The National Aeronautics and Space Administration and the European Space Agency wants to pay you $19,000 to lie in bed for two months. But you might be one of the lucky participants picked to spin around in a centrifuge.
This is all part of a prolonged bed rest study that launched this week at a German Aerospace Center (DLR) facility, where international researchers are examining how artificial gravity might help astronauts stay healthy in space, "especially in extreme conditions, such as in weightlessness in space," according to an English translation of the DLR website, cited by CNET. "If astronauts are to live for long periods in space, or on the moon and Mars, science needs effective measures to counteract bone and muscle atrophy."
For the study, 12 male and 12 female participants will be required to stay in bed for 60 days, "plus a further 29 days of acclimatization and recovery." They'll remain in beds "with the head tilted 6 degrees below horizontal and must ensure one of their shoulders is touching the mattress at all times," according to the ESA. The position, according to CNET, "reduces blood flow to the extremities, like astronauts in space experience."

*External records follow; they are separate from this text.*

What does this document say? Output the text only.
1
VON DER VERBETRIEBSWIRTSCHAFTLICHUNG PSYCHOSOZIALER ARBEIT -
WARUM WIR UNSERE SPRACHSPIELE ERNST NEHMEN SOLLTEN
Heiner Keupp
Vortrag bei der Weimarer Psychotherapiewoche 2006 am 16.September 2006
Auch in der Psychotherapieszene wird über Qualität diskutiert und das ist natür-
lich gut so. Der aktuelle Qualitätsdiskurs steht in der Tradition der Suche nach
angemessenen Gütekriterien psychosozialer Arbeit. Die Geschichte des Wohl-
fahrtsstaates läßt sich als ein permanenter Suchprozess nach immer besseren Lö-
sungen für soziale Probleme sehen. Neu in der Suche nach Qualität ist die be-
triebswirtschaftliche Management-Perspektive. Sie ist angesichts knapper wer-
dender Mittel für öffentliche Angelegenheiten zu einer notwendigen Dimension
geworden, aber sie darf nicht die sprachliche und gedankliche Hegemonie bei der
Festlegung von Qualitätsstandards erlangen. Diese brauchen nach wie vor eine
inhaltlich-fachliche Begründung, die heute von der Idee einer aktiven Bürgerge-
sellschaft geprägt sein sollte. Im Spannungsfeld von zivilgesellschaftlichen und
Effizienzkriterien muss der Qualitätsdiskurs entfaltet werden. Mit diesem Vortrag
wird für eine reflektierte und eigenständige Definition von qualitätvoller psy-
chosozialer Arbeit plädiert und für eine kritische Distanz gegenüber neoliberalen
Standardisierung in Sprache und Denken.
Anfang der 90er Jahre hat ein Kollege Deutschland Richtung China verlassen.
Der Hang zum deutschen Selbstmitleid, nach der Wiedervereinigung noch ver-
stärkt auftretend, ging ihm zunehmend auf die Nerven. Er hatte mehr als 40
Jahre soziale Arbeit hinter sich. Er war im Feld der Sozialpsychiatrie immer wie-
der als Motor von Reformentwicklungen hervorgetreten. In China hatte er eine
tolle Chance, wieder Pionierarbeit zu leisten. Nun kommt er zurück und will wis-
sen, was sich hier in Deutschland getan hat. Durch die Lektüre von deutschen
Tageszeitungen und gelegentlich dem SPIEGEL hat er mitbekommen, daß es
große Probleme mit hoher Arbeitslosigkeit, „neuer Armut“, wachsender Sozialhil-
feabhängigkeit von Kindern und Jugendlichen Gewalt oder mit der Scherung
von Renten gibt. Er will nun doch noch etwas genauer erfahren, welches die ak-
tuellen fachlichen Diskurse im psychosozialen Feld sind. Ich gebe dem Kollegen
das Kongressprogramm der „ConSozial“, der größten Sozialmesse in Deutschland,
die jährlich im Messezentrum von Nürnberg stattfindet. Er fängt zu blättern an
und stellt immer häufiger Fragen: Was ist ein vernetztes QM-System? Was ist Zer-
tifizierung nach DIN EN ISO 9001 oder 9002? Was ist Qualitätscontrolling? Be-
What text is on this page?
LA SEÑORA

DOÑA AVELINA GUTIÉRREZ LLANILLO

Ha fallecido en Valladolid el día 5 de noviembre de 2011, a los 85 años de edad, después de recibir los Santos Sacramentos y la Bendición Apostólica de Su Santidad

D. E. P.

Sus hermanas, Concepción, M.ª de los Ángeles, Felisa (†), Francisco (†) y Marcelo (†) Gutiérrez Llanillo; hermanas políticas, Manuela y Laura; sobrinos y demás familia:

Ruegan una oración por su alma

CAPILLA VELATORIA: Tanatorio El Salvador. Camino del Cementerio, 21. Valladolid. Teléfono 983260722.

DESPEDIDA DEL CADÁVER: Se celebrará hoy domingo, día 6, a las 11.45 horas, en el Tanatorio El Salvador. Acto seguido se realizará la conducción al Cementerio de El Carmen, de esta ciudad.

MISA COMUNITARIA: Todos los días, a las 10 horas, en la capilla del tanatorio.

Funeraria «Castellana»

During this prolonged bed rest, researchers will measure blood flow and muscle loss and investigate the role of diet and exercise. Some participants will be spinning in DLR’s short-arm centrifuge, with the intensity of the force adjusted to their body size. This is meant to “encourage blood to flow back towards their feet and allow researchers to understand the potential of artificial gravity in combating the effects of weightlessness.”
To apply, you must be healthy, fluent in German and 24-55 years old. More information on participating can be found at dlr-probandensuche.de.